眼下事鬧大了,也不知道薑木朗酒醒後會如何後悔。看來還得過些時日,要等薑木朗心情平複才能將木盒還回去了。
白天睡足了覺,晚上王三秋精神抖擻,想到第二天還去喬九那裏,她索性將買的布全部裁剪成小布條,直到一窩燈油燒盡才上床睡覺。
第二天早上起來,手背上的印記已經隻有淡淡灰色,王大財也聽趙小六說了薑木朗無意中踩到三秋的手,等他看時,已經問題不大。
他是很喜歡薑木朗這孩子的,隻是現在三秋跟喬九好上,再說喬九對王家有情有義,他對此事就不能多加幹涉,隻能搖頭歎息幾聲就再無多言。
到中午,王三秋正想去喬九那裏送餐,小六娘卻找了過來。
此時正是趙家兩兄弟最忙時,小六娘沒有去找他們,直接就找到三秋這裏。
“劉媽,你說是柳芽兒娘三個都來了?”王三秋有些吃驚,沒過門的媳婦不請自登門就有些不對,這親家母還帶著小姨子也來了,還打算住些日子……,這怎麽看怎麽不像回事。
趙家可還有兩個未成親的小叔子,兄長不在家,現在還是夏天,衣衫單薄,弟弟們跟沒成親拜堂的嫂子住一起,很是別扭。
小六娘也是想到這一點,才來找王三秋,還說到了其他事。
“三秋,芽兒她娘還帶了庚貼契書來,說要把芽兒留下,帶銀子回去,我家裏人又不識字,你過來幫劉媽看看。”
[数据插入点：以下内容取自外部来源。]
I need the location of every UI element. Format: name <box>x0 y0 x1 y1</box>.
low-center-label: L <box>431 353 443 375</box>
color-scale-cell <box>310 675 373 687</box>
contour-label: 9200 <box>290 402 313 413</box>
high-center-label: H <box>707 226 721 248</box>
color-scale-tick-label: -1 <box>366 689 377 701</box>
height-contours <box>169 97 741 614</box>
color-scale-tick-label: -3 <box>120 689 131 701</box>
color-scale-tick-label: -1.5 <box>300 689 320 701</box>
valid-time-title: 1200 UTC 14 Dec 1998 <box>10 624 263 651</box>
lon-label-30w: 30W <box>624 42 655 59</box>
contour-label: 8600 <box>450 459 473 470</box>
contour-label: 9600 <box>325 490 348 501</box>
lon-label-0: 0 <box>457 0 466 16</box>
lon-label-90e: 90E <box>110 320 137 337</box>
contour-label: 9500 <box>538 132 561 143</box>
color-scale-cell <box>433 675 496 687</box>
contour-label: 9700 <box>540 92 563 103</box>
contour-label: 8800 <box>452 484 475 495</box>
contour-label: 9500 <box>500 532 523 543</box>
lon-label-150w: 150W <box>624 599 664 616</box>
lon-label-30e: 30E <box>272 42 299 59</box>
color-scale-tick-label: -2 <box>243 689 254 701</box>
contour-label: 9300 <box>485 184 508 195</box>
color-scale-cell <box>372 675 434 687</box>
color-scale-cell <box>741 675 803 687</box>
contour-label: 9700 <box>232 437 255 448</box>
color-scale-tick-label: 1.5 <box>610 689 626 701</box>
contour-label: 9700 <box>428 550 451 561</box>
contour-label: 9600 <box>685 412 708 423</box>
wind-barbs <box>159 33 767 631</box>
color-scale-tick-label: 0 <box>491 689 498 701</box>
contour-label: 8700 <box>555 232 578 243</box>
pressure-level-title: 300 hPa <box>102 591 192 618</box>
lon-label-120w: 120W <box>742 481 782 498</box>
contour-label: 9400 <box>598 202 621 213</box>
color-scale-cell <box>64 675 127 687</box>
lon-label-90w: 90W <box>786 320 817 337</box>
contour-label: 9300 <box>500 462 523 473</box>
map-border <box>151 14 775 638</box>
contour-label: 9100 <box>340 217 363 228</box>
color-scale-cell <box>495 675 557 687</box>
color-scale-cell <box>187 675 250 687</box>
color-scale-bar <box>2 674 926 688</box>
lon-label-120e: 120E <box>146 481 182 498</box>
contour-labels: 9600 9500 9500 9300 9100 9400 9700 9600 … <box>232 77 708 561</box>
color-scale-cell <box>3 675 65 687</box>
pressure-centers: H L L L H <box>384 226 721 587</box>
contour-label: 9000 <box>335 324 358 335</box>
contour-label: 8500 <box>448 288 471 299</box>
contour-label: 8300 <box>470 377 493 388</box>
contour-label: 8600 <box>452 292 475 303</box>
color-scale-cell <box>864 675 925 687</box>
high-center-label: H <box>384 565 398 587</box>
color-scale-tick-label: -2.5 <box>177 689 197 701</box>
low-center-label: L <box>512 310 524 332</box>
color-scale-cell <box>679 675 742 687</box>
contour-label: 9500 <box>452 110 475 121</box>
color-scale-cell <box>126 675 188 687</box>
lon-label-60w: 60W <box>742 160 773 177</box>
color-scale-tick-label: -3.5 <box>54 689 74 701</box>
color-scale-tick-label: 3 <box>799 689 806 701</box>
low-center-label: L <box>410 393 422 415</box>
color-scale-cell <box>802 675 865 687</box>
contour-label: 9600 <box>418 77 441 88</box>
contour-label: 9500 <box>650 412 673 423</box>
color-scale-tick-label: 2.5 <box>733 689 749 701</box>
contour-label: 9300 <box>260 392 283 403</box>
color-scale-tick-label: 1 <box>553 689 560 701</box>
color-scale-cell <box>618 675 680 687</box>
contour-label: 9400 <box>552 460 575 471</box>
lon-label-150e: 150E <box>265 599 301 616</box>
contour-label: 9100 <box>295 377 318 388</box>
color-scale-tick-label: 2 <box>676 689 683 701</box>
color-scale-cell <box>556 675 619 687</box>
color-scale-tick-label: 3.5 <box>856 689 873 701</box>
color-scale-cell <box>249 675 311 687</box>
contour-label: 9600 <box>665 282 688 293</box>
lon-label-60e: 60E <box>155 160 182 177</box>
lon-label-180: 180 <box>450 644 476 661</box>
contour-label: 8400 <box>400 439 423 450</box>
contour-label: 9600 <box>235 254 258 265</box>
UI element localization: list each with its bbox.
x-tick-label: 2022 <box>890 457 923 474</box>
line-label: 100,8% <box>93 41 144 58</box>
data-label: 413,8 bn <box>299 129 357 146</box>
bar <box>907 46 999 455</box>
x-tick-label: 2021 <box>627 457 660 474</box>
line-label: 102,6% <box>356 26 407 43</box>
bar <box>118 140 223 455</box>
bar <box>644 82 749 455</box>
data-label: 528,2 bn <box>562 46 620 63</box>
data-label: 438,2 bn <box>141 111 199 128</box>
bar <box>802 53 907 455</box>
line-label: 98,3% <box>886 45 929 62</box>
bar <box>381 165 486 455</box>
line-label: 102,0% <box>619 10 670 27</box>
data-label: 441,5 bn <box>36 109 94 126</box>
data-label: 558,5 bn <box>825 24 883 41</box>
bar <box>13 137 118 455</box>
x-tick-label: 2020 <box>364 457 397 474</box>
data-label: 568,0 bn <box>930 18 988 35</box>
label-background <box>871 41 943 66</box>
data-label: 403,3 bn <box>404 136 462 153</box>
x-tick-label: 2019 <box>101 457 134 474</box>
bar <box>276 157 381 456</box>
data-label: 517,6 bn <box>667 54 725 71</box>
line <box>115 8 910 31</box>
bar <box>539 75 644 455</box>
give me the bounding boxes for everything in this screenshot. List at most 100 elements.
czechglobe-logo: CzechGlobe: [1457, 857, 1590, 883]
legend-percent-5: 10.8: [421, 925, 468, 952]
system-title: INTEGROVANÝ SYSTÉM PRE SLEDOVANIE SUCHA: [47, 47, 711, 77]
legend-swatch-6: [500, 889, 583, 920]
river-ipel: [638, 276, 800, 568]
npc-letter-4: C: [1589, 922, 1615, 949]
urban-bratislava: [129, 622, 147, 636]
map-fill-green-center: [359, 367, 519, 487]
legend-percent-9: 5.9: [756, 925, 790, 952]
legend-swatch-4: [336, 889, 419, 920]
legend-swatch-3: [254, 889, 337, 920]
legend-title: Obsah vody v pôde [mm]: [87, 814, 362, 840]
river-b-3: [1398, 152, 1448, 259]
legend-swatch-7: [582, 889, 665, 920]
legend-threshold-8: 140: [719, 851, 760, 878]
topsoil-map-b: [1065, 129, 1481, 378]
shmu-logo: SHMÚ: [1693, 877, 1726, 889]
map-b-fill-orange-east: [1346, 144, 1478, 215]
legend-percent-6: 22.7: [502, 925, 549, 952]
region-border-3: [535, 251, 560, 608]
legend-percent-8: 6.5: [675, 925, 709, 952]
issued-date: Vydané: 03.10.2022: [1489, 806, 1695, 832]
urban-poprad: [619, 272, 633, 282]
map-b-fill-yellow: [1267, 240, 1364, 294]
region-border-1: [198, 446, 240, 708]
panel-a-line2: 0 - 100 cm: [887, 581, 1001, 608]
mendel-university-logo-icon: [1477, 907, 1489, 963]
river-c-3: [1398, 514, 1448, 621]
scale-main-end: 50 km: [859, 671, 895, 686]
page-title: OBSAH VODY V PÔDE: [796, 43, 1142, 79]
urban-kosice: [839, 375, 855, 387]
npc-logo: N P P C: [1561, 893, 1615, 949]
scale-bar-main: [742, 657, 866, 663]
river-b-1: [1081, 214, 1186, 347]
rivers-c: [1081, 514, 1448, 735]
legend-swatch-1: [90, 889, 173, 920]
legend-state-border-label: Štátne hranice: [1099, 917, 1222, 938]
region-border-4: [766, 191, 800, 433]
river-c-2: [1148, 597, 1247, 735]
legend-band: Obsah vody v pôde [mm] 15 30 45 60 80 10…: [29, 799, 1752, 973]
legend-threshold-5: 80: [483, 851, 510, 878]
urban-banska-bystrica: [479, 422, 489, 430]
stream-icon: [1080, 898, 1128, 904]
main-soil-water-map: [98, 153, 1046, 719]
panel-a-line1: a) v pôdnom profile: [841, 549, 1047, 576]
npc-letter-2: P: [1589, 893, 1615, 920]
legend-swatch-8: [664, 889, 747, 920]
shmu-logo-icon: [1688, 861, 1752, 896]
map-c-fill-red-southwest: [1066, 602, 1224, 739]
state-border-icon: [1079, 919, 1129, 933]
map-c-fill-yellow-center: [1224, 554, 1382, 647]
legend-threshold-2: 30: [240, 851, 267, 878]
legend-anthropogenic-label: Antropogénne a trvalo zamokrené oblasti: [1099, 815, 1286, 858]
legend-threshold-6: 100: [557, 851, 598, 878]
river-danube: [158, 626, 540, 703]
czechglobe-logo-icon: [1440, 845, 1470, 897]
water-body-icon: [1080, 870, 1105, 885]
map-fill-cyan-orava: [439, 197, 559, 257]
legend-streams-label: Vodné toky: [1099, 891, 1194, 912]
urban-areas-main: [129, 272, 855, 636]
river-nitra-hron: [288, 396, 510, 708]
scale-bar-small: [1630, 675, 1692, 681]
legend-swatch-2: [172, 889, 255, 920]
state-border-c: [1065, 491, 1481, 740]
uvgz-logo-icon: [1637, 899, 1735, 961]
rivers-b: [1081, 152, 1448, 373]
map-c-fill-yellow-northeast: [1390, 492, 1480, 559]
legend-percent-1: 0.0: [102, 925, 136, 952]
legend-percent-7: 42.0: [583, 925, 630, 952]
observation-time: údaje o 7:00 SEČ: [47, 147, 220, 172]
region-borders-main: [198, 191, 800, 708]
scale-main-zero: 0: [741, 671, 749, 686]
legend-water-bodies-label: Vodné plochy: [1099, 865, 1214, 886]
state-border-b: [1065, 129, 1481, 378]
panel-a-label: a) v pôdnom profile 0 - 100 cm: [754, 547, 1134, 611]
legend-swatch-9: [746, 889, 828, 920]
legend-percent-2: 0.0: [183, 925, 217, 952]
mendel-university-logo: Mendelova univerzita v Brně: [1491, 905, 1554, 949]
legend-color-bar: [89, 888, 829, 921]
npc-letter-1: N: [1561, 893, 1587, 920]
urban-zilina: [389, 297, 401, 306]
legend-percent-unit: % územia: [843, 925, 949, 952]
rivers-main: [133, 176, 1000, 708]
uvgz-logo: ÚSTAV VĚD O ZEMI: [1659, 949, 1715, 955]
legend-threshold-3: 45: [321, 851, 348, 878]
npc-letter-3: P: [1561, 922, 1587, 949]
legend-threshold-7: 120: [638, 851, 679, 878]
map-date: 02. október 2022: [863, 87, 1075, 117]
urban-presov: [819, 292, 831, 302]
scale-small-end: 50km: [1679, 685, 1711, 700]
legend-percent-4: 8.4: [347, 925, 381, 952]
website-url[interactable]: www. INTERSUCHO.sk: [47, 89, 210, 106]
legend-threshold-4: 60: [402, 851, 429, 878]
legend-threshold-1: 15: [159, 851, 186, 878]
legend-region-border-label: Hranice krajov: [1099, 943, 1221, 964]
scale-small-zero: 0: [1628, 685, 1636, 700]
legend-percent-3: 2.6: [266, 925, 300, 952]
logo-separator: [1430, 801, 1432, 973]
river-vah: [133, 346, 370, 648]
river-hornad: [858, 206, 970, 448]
王三秋又是吃一驚,趙大的婚事她聽趙小六說過,是商量到下年給十兩銀子做聘禮直接領人,怎麽現在就要錢送人來,還有什麽契書?
心裏嘀咕,她還是找到趙二跟趙小六說了一聲,那兩兄弟一聽契書銀子就傻眼:兩個睜眼瞎,契書不會看,十兩銀子也沒有呀!
“三秋,你最聰明,又識字,還是你先去家裏幫忙看看。”趙二道,讓他一個當小叔的去處理大哥婚事,不妥。
早知道是這麽回事,王三秋也不推辭:“好,喬九的飯你們安排送去,就說我沒空。”整整身上衣衫,就跟小六娘進了趙家。
趙家的院裏擺滿了大缸,都是小六娘替王三秋曬的豆瓣醬。
在這些大缸之間,站著一老兩小三個女人,清一色的瘦骨嶙峋,最小的那個正在長身體,看上去更是隻剩一把骨頭,映襯得兩隻眼睛大得瘮人。
見小六娘帶著一個神采飛揚、明眸皓齒的姑娘過來,那老婦人忙迎上前來,微躬著身子討好笑著:“這位就是三姑娘吧?我家芽兒經常念叨著你。”
“柳家姨不用客氣,請屋裏坐著說話吧!”王三秋笑笑,上前對那婦人微微曲膝行了一禮。
“哎呀!使不得,使不得!”見王三秋給自己行禮,老婦人一時間慌了手腳,隻顧著胡亂擺手。
“親家母,進屋吧!”小六娘不得不說話了。
她知道三秋現在越來越好看,也越來越有氣勢,說話做事間都帶著一股男人的勁。
以前那是穿男人衣服裝得像,現在穿裙子骨子裏像,這是趙正寬給她嘀咕過的話。
像她每天都能看到三丫頭的人,也慢慢變得聽三秋的話,而陌生人見三秋,總是感覺怕怕的。